EAST PROVIDENCE, R.I. (WPRI) — A new vaccine may be able to help protect against a virus affecting young children.
If approved, Pfizer’s maternal RSV vaccine candidate could be the first vaccine available to help prevent this potentially life-threatening respiratory illness in young infants.
Pfizer’s vaccine contains the virus’ F-protein, the site that it uses to attach to human cells. When it was given to pregnant women in trials, it was almost 82% effective in preventing severe RSV in newborns to 3 months old. It was also almost 70% effective in children through six months of age.
Three-month-old Cooper Wachter is in the intensive care unit of a Minnesota hospital with RSV. His mother Shannon Wachter said if the vaccine was available now, she would have considered it for her child.
“Now with a nationwide thing happening, I would say that I most definitely would have if I could,” Wachter said. “Looking back at it, I mean, anything to not let our little boy suffer as much as he has.”
Pfizer hopes to have its vaccine approved by the end of the year, but it would likely not be available to the public before next fall.
Dr. Melanie Kitagawa, a pediatrician at Texas Children’s Hospital, said she is optimistic about this vaccine.
“As a pediatrician, we haven’t had any treatment for RSV my whole career and way before then,” Dr.
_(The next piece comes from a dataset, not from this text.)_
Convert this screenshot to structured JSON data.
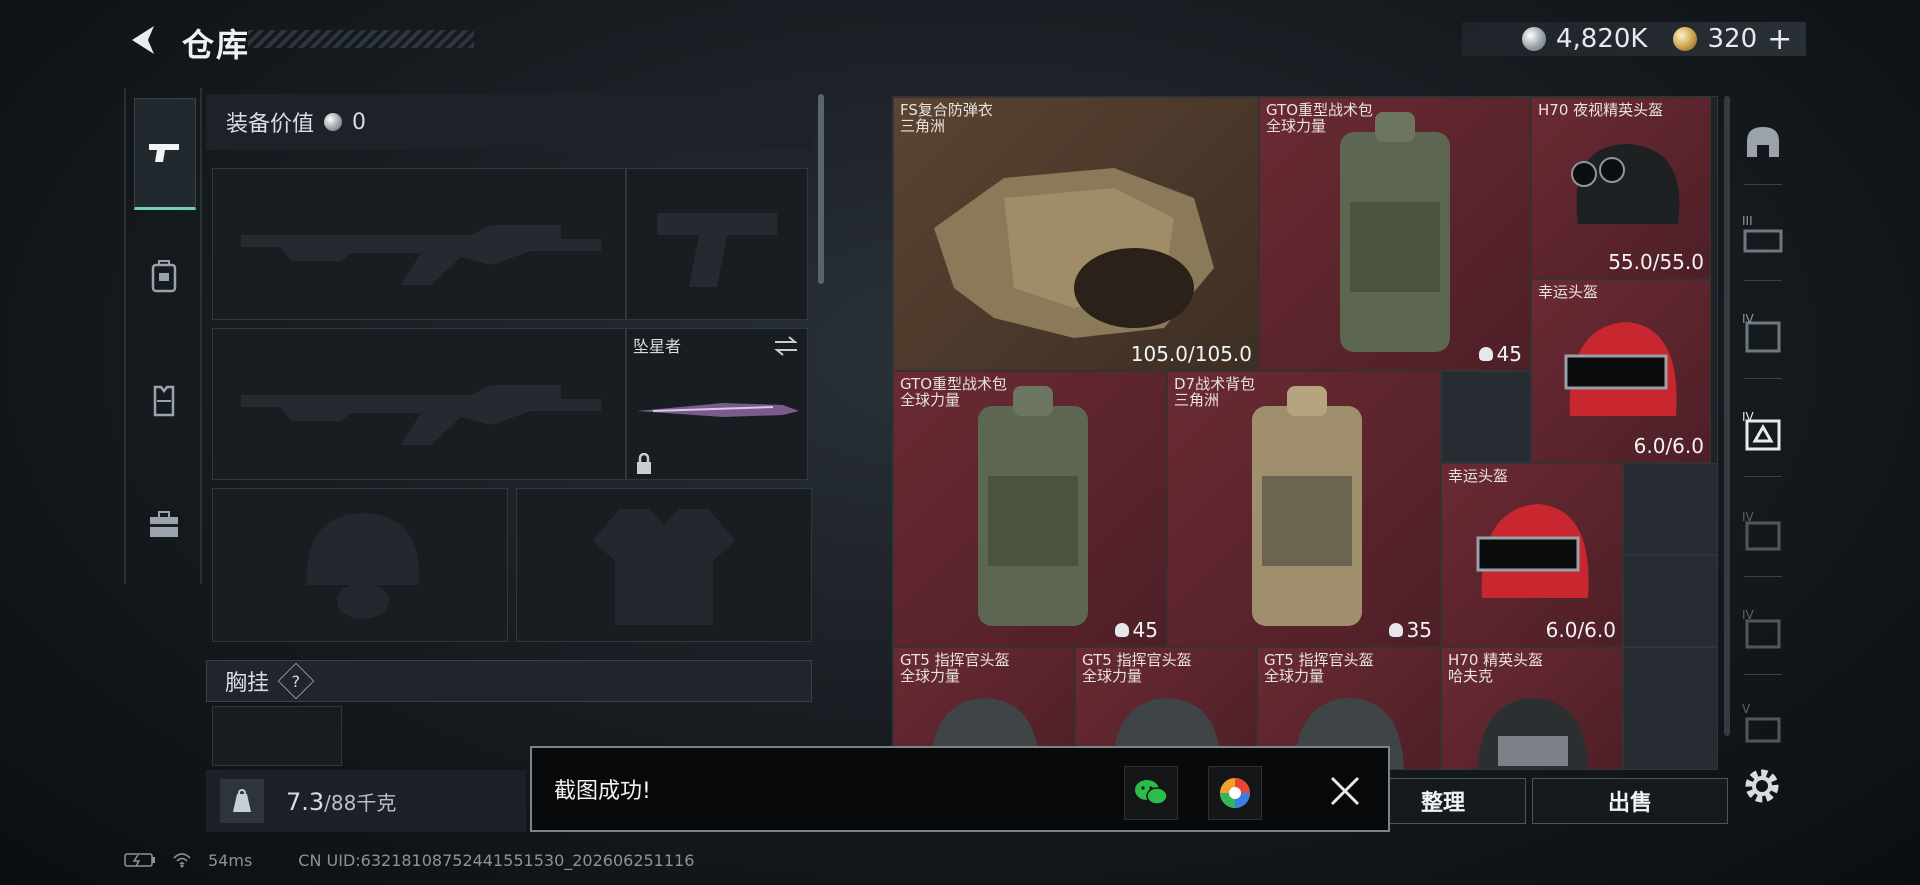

Kitagawa said. “So we would be hopeful that if there are options for treatment, that’s huge for kids.”
Most children can fight this off with over-the-counter medication.
Symptoms of RSV infection usually include runny nose, decrease in appetite, coughing, sneezing, fever and wheezing. Parents that have kids that are showing these cold-like symptoms should make sure they are getting lots of rest and fluids.